Heck, if he wants to get upset about a scientific theory, I could refer him to an essay by Tom Wolfe, Sorry, But Your Soul Just Died. Without taking sides one way or the other, Wolfe discusses current research in the newly-established field of neuroscience, which is taking materialism to the nth degree. In picking apart the secrets of the brain, neuroscience is calling into question not only the existence of the soul, but the very notion of self-hood. There may be no such thing as "me." According to the neuroscientists, the most fundamental of all human ideas, that I am I and you are you, may be nothing but an illusion based on electronic impulses popping around. Jesus! If my fundamentalist pal thinks Darwin is still something to feel threatened by, let him consider the implications of all this, and chances are he'll forget all about fretting that his ancestors may be apes.

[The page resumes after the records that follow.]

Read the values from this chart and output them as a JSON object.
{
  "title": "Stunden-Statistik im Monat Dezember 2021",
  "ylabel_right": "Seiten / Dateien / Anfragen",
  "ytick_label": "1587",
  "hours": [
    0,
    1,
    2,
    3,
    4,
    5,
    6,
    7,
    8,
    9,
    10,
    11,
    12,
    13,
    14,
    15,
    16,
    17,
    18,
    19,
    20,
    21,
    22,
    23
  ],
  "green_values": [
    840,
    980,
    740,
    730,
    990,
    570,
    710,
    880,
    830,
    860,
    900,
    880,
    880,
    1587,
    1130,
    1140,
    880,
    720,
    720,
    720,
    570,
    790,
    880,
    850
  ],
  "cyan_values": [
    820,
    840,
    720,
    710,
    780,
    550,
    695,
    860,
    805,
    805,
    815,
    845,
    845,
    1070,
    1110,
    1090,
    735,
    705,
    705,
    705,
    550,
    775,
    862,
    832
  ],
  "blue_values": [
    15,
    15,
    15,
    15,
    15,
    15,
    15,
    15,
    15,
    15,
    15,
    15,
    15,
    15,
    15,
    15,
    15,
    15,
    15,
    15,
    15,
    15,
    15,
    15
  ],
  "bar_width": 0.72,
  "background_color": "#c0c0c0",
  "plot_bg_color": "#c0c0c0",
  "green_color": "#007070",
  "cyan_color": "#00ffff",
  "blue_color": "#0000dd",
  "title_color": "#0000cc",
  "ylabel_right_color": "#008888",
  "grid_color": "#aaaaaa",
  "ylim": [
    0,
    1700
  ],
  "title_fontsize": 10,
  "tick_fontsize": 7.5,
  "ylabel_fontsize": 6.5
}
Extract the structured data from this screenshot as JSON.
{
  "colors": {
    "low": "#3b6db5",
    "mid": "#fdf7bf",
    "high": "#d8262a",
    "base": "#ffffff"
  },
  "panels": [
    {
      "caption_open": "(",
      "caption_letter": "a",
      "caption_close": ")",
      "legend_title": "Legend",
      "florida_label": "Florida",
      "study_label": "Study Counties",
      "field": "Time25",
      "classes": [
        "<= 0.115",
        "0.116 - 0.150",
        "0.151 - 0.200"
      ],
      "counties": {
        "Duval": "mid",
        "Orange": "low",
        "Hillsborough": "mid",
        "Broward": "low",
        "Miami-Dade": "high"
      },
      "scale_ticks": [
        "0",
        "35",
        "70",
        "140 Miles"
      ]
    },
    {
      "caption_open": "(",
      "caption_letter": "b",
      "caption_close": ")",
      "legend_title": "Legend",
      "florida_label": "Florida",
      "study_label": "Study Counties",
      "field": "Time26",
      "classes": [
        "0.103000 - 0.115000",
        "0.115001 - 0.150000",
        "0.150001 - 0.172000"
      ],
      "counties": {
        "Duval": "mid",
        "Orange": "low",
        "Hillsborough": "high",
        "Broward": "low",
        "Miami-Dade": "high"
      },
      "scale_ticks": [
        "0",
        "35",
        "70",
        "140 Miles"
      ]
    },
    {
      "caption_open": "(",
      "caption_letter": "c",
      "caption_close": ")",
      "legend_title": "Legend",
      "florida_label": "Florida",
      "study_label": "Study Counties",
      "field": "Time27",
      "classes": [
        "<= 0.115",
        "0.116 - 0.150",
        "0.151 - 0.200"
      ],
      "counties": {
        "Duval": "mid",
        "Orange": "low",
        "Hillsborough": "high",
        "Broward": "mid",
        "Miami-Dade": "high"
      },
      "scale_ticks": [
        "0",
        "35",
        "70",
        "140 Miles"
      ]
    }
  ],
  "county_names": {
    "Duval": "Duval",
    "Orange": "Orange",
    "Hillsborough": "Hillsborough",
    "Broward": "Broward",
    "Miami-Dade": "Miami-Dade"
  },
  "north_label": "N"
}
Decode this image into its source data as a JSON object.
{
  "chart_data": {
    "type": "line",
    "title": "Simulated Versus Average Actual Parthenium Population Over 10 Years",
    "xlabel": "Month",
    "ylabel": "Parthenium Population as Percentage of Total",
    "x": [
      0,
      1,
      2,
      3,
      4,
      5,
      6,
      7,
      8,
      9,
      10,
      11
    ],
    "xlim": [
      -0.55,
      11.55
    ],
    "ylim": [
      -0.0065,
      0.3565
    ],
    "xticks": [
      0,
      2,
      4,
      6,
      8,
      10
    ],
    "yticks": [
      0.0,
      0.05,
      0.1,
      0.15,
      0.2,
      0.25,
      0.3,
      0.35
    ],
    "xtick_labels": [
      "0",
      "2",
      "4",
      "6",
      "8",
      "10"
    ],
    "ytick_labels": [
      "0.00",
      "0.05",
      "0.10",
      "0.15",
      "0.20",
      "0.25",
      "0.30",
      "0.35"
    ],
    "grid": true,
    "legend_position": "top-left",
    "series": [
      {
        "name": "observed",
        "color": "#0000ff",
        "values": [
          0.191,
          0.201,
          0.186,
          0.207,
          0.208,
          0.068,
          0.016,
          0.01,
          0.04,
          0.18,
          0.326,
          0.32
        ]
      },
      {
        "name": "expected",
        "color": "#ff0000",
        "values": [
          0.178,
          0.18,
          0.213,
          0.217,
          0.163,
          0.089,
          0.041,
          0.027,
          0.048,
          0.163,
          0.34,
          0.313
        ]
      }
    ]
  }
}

And by the way, if the very idea of selfhood is nothing but an illusion, what does that portend for all of our other cherished notions about what's true and what's false, including the latest scientific innovation or the oldest and most cherished religious belief?

Remember the old conundrum that the 16 year-old atheist in the high-school hallway used to whip out in order to bedevil his believing friends? I used it in the earlier posting; here it is again: "If God can do anything, can he make a rock so heavy that he can't pick it up?" Of course the fun in this question is that it contains its own contradiction. Its logic is so faulty as to be laughable, but plenty of credulous high-school kids were stumped by it. Either way they answer, God clearly can't do everything.

Well, apparently neither can the Devil. Long before I heard the rock conundrum for the first time, I remember hearing this joke on the playground:

"Three guys died and went to hell. The Devil told them that if they could come up with one thing he couldn't do, he'd let them go to heaven instead. The first guy says, 'OK, chop off the nose of everybody in the world.' The Devil promptly swoops out and does that. No cigar. The second guy says, 'OK, chop off the ears of everybody in the world.' The Devil immediately does that as well. When it comes to the third guy's turn, he offers the Devil a big, loud fart. 'Catch that and paint it green,' he says. Well, even the Devil can't do that, so the third guy gets to go to heaven.

I doubt whether, even if all the school districts in the world were to suddenly agree to teach evolution as "only a theory," my friend and his cohort would be satisfied. In due time they'd be quibbling about how earnestly it was being put forth as a theory, or complaining that textbooks didn't offer alternative theories, even though they have yet to come up with one that merits anything more than a quick once-over followed by a "try again." Meanwhile, he might want to ponder what there is to be gained from continuing to holler about evolution, a theory more than 150 years old, when clearly the blasphemies of science, as one of the lead characters in Inherit The Wind called them, are taking us to much more "dangerous" shores.

Lightning struck a lucky pool of amino acids? Catch that and paint it green.